While demand continues to reduce, albeit still on an upward curve, this stock build will continue. Delegates heard that the Saudis' drive to retain market share by lowering prices and rejecting calls from OPEC to cut output has had an impact on the US frackers, with rig investment down by 60% in the last year. However, the deal negotiated with Iran over nuclear activity has seen their sanctions lifted and oil exports will re-commence this year with varying forecasts of supply volumes.
At present, geo-political events seem to be having little to no effect on market pricing which is in direct contrast to the previous five years. Current thinking is swayed by the massive oil stock overhang, reducing global demand and lack of any agreement to cut supply within OPEC or with other major producers such as Russia.

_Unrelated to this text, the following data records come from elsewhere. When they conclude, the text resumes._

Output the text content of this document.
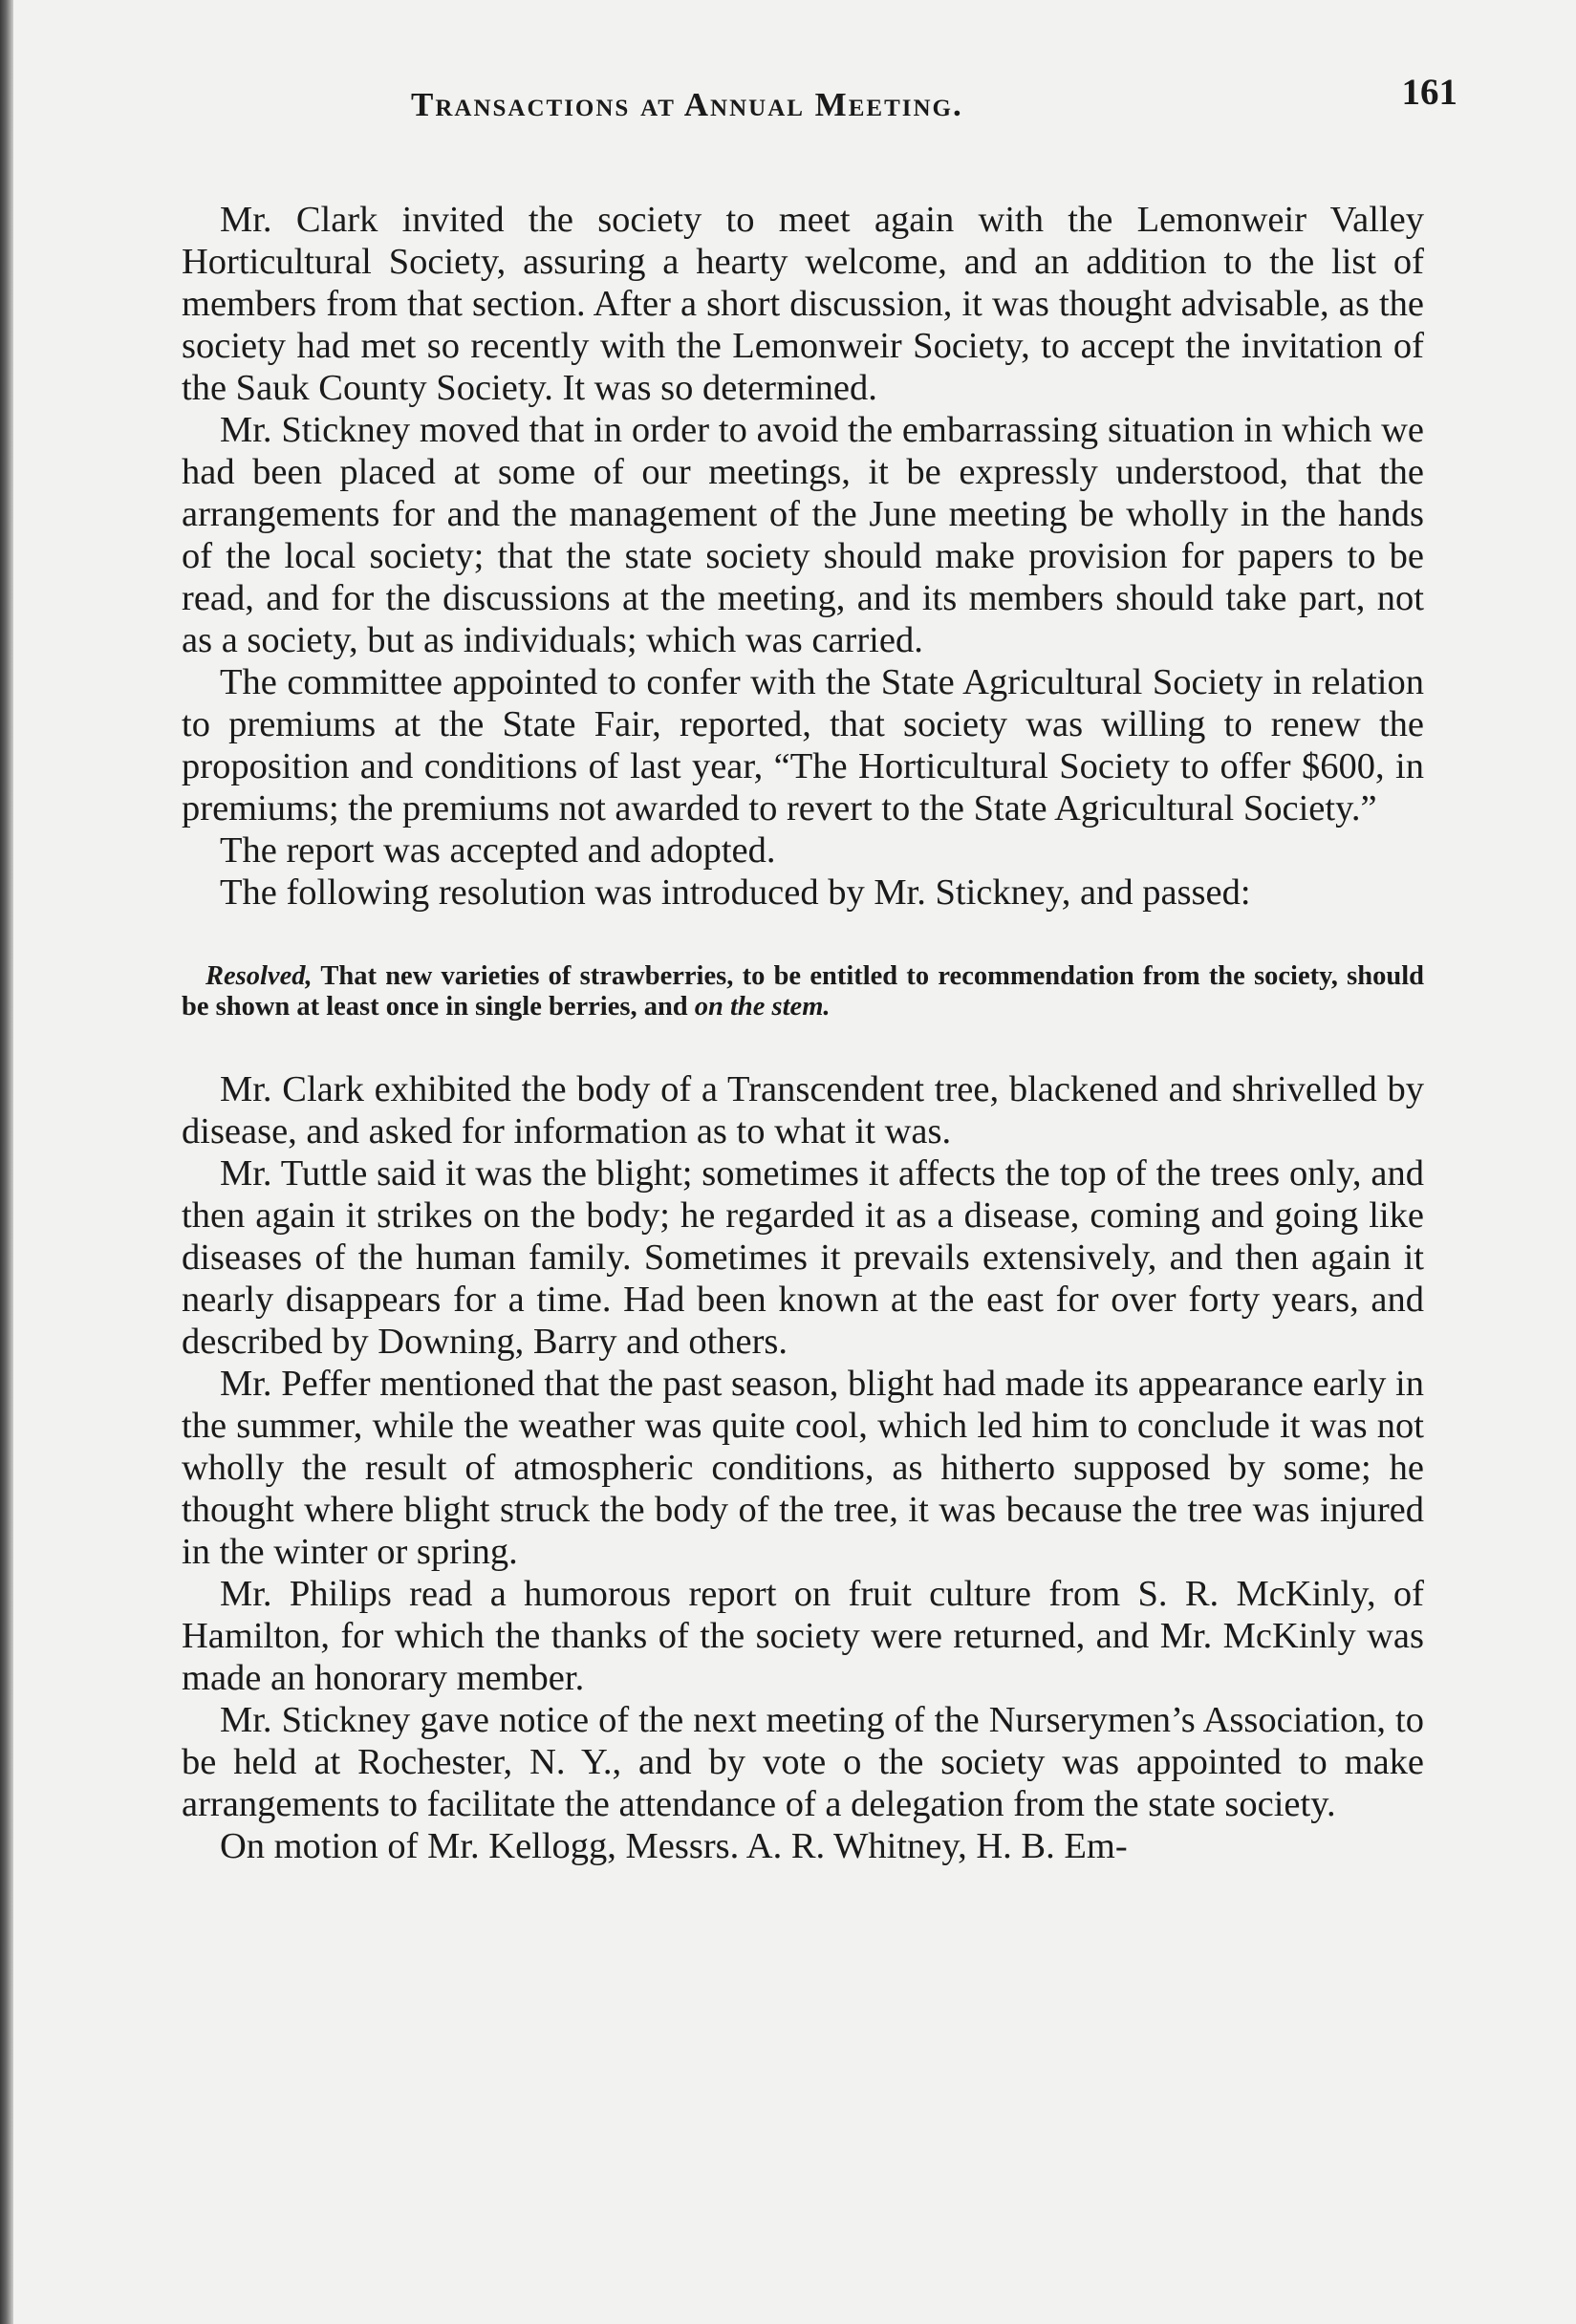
Transactions at Annual Meeting.	161

Mr. Clark invited the society to meet again with the Lemonweir Valley Horticultural Society, assuring a hearty welcome, and an addition to the list of members from that section. After a short discussion, it was thought advisable, as the society had met so recently with the Lemonweir Society, to accept the invitation of the Sauk County Society. It was so determined.

Mr. Stickney moved that in order to avoid the embarrassing situation in which we had been placed at some of our meetings, it be expressly understood, that the arrangements for and the management of the June meeting be wholly in the hands of the local society; that the state society should make provision for papers to be read, and for the discussions at the meeting, and its members should take part, not as a society, but as individuals; which was carried.

The committee appointed to confer with the State Agricultural Society in relation to premiums at the State Fair, reported, that society was willing to renew the proposition and conditions of last year, “The Horticultural Society to offer $600, in premiums; the premiums not awarded to revert to the State Agricultural Society.”

The report was accepted and adopted.

The following resolution was introduced by Mr. Stickney, and passed:

Resolved, That new varieties of strawberries, to be entitled to recommendation from the society, should be shown at least once in single berries, and on the stem.

Mr. Clark exhibited the body of a Transcendent tree, blackened and shrivelled by disease, and asked for information as to what it was.

Mr. Tuttle said it was the blight; sometimes it affects the top of the trees only, and then again it strikes on the body; he regarded it as a disease, coming and going like diseases of the human family. Sometimes it prevails extensively, and then again it nearly disappears for a time. Had been known at the east for over forty years, and described by Downing, Barry and others.

Mr. Peffer mentioned that the past season, blight had made its appearance early in the summer, while the weather was quite cool, which led him to conclude it was not wholly the result of atmospheric conditions, as hitherto supposed by some; he thought where blight struck the body of the tree, it was because the tree was injured in the winter or spring.

Mr. Philips read a humorous report on fruit culture from S. R. McKinly, of Hamilton, for which the thanks of the society were returned, and Mr. McKinly was made an honorary member.

Mr. Stickney gave notice of the next meeting of the Nurserymen’s Association, to be held at Rochester, N. Y., and by vote o the society was appointed to make arrangements to facilitate the attendance of a delegation from the state society.

On motion of Mr. Kellogg, Messrs. A. R. Whitney, H. B. Em-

My take from IP Week is that "lower for longer" continues to be the consensus with a possibility that $20-$25 per barrel could appear during the early part of 2016. The majority, from instant polling, believed that $30-$35 would prevail for around six months and then move towards $40 and possibly $45. Very few projected a swift return to $60 per barrel as indicated by Bob Dudley of BP in his comments to the City.
Therefore we are more likely to see short-term rises in pump pricing from a media-hyped increase in fuel duty by the Chancellor on March 16 than from oil price changes. Low odds are available on a 2ppl increase to 59.95ppl at midnight on Budget day.
PRA has written to the Chancellor reminding him that petrol is tracking around 100ppl average across the UK, and may yet move lower, so a 2ppl duty increase could lift the total tax element towards 80% of the pump price. It was this threshold level in September 2000 which tipped hauliers and farmers into blockading fuel terminals and causing severe supply disruption. You are warned George!